When the Rangers traded for Nash this offseason, you knew the result would be a different looking team than the one that lost in the Eastern Conference finals last season. You knew they were losing some grit that made last year's team an extremely difficult one to play against, but you also felt there was enough carryover from last year to make sure that Nash wound up fitting the bill. 

As it turned out, Nash needed no such encouragement. His game fit John Tortorella's style perfectly and he made the Rangers dangerous all by himself because of the way he could make a play to touch things off on either side of the ice. 

Since he's been out after an unpunished (by the league and his sandpaper-less Rangers teammates) hit by Boston's Milan Lucic, the Rangers haven't scared anyone. They provide no pressure and no discomfort, two things that are required of a winning hockey team. 
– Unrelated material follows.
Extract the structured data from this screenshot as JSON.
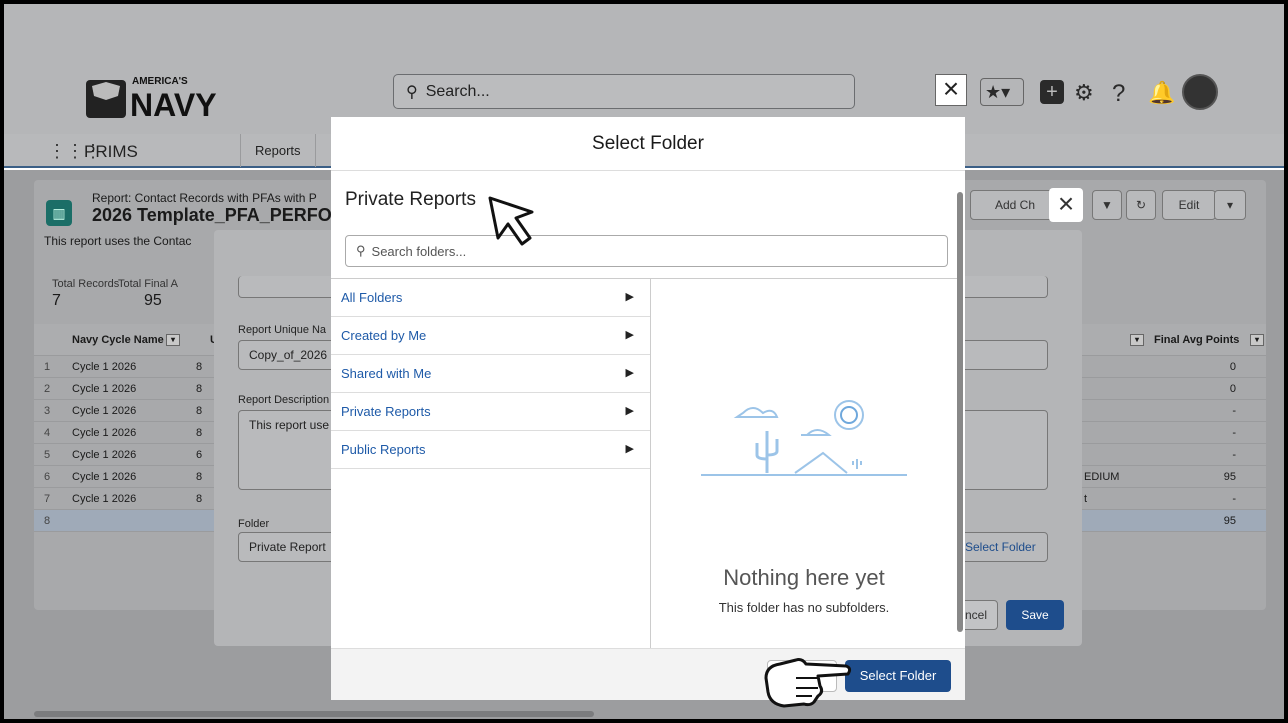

It's hard to see who is going to change that around. Brad Richards looks like a shell of himself, Marian Gaborik is benched regularly and Ryan Callahan's shoulder hasn't quite healed up enough to carry a larger load than he's carrying at present.

Chris Kreider barely plays, which makes you wonder why he isn't in Hartford, and the back end of the forward group isn't pulling the same kind of weight it did last year. We know that this team isn't doing what Tortorella wants them to be doing on a nightly basis, but it's still unclear whether or not they're capable of doing it with the players on hand.

The next four games would be a good time to answer that question in the affirmative because we're not too far away from the point where it's okay to start worrying about the fact that the Rangers aren't in playoff position.